L'analyse réalisée par Neves et al. (2020) suggèrent que la politique brésilienne de crédit rural a pu augmenter le revenu des familles rurales dans tous les quantiles de revenu, mais cela a également accru les inégalités de revenus. Cependant, l’influence du PRONAF sur l’augmentation des inégalités a été moindre. En outre, les auteurs ont constaté que le crédit rural provenant d’autres sources a un effet plus important sur le revenu rural dans les quantiles de revenu plus élevés. Une décomposition de l'écart de revenu a démontré que la différence dans les caractéristiques individuelles explique la majeure partie de l'écart de revenu dans la partie supérieure de la répartition des revenus.

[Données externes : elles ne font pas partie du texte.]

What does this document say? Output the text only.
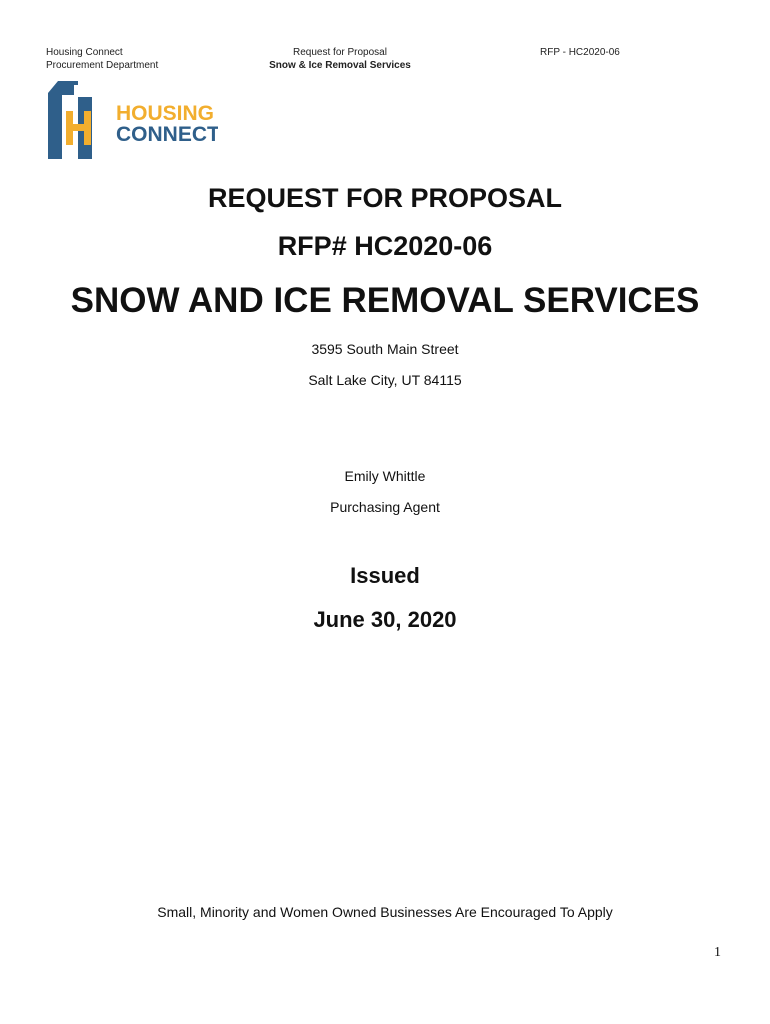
Housing Connect
Procurement Department
Request for Proposal
Snow & Ice Removal Services
RFP - HC2020-06
HOUSING
CONNECT
REQUEST FOR PROPOSAL
RFP# HC2020-06
SNOW AND ICE REMOVAL SERVICES
3595 South Main Street
Salt Lake City, UT 84115
Emily Whittle
Purchasing Agent
Issued
June 30, 2020
Small, Minority and Women Owned Businesses Are Encouraged To Apply
1
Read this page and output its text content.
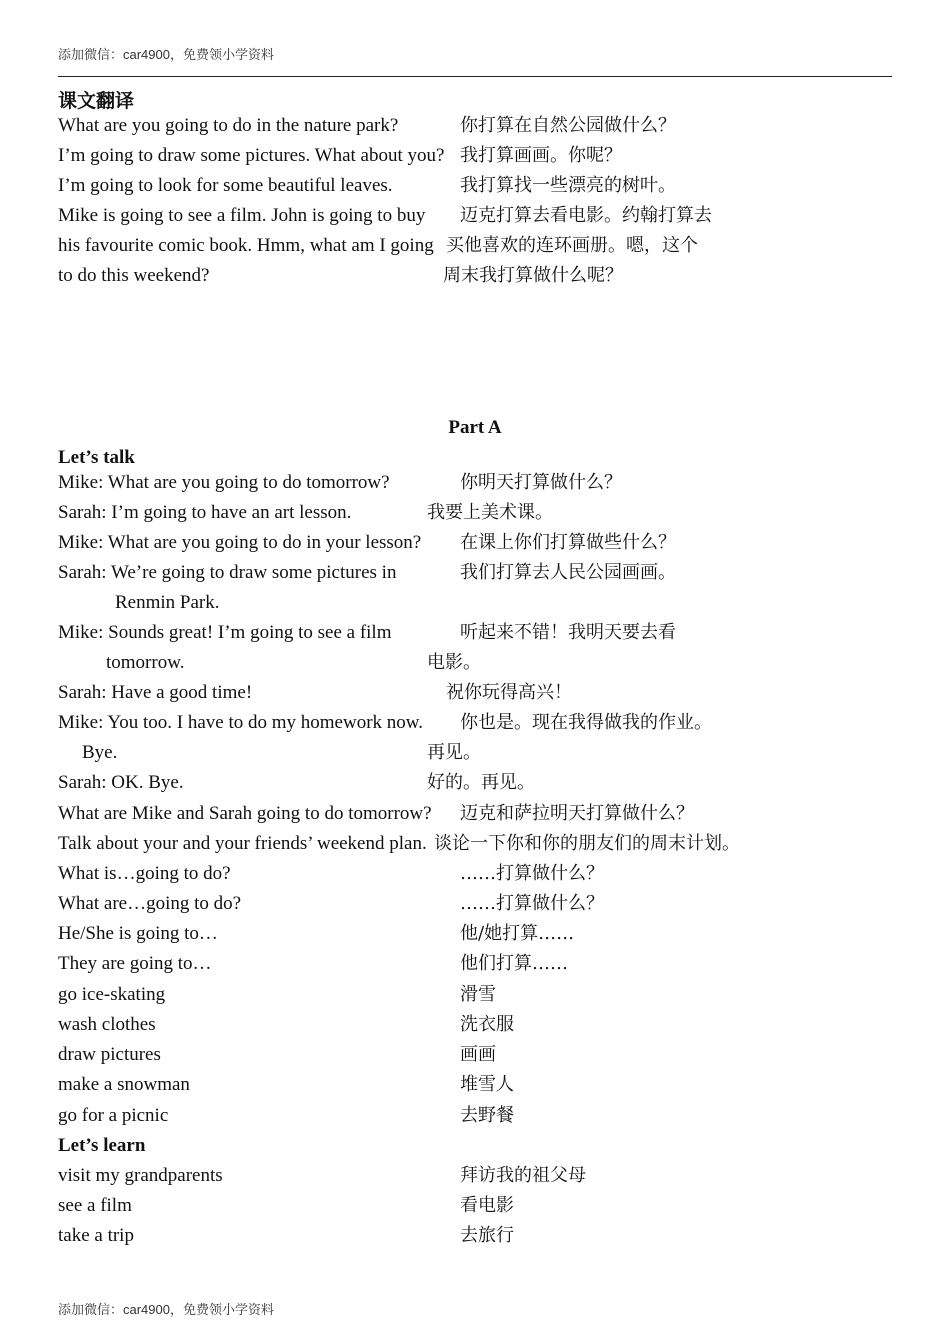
添加微信：car4900，免费领小学资料
课文翻译
What are you going to do in the nature park?	你打算在自然公园做什么？
I’m going to draw some pictures. What about you? 我打算画画。你呢？
I’m going to look for some beautiful leaves.	我打算找一些漂亮的树叶。
Mike is going to see a film. John is going to buy 迈克打算去看电影。约翰打算去
his favourite comic book. Hmm, what am I going 买他喜欢的连环画册。嗯，这个
to do this weekend?	周末我打算做什么呢？
Part A
Let’s talk
Mike: What are you going to do tomorrow?	你明天打算做什么？
Sarah: I’m going to have an art lesson.	我要上美术课。
Mike: What are you going to do in your lesson? 在课上你们打算做些什么？
Sarah: We’re going to draw some pictures in	我们打算去人民公园画画。
Renmin Park.
Mike: Sounds great! I’m going to see a film	听起来不错！我明天要去看
tomorrow.	电影。
Sarah: Have a good time!	祝你玩得高兴！
Mike: You too. I have to do my homework now. 你也是。现在我得做我的作业。
Bye.	再见。
Sarah: OK. Bye.	好的。再见。
What are Mike and Sarah going to do tomorrow? 迈克和萨拉明天打算做什么？
Talk about your and your friends’ weekend plan. 谈论一下你和你的朋友们的周末计划。
What is…going to do?	……打算做什么？
What are…going to do?	……打算做什么？
He/She is going to…	他/她打算……
They are going to…	他们打算……
go ice-skating	滑雪
wash clothes	洗衣服
draw pictures	画画
make a snowman	堆雪人
go for a picnic	去野餐
Let’s learn
visit my grandparents	拜访我的祖父母
see a film	看电影
take a trip	去旅行
添加微信：car4900，免费领小学资料
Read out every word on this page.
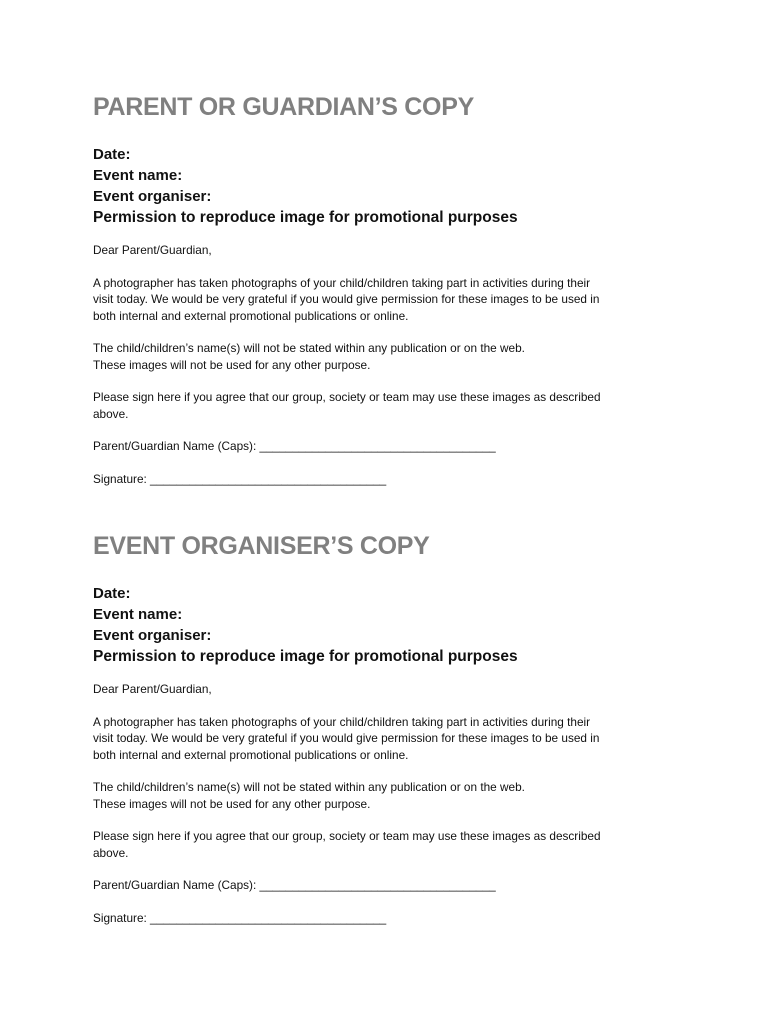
PARENT OR GUARDIAN’S COPY
Date:
Event name:
Event organiser:
Permission to reproduce image for promotional purposes

Dear Parent/Guardian,

A photographer has taken photographs of your child/children taking part in activities during their
visit today. We would be very grateful if you would give permission for these images to be used in
both internal and external promotional publications or online.
The child/children’s name(s) will not be stated within any publication or on the web.
These images will not be used for any other purpose.
Please sign here if you agree that our group, society or team may use these images as described
above.
Parent/Guardian Name (Caps): ____________________________________
Signature: ____________________________________
EVENT ORGANISER’S COPY
Date:
Event name:
Event organiser:
Permission to reproduce image for promotional purposes

Dear Parent/Guardian,

A photographer has taken photographs of your child/children taking part in activities during their
visit today. We would be very grateful if you would give permission for these images to be used in
both internal and external promotional publications or online.
The child/children’s name(s) will not be stated within any publication or on the web.
These images will not be used for any other purpose.
Please sign here if you agree that our group, society or team may use these images as described
above.
Parent/Guardian Name (Caps): ____________________________________
Signature: ____________________________________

Les résultats indiquent qu’un niveau d’éducation plus élevé et un accès à la vulgarisation rurale peuvent être associés à une plus grande influence du crédit rural sur le revenu familial, ce qui implique que l’accès au crédit rural ne peut à lui seul accroître le bien-être social des agriculteurs à faible revenu. En outre, l’analyse indique que la conception d’une politique publique conjointe intégrant le crédit rural, la vulgarisation rurale et la promotion du capital humain aurait un effet bien plus important sur la réduction des inégalités de revenus dans les zones rurales. Ceci suggère l'existence d'une synergie entre les politiques publiques et les services publics liés au crédit rural. En outre, il est important de noter que la région nord-est du Brésil devrait faire l’objet d’une plus grande attention dans le contexte des services d’extension des prestations et des politiques visant à accroître le capital humain. Cela permettrait à ses producteurs d'avoir des performances similaires à celles des producteurs des régions du Sud et du Sud-Est, ce qui améliorerait les résultats des programmes de crédit rural dans cette région.

Références

NEVES, Mateus de Carvalho Reis et al. L'accès au crédit rural contribue-t-il à réduire les inégalités de revenus au Brésil ?. Journal d'économie agricole et appliquée , vol. 52, non. 3, p. 440-460, 2020.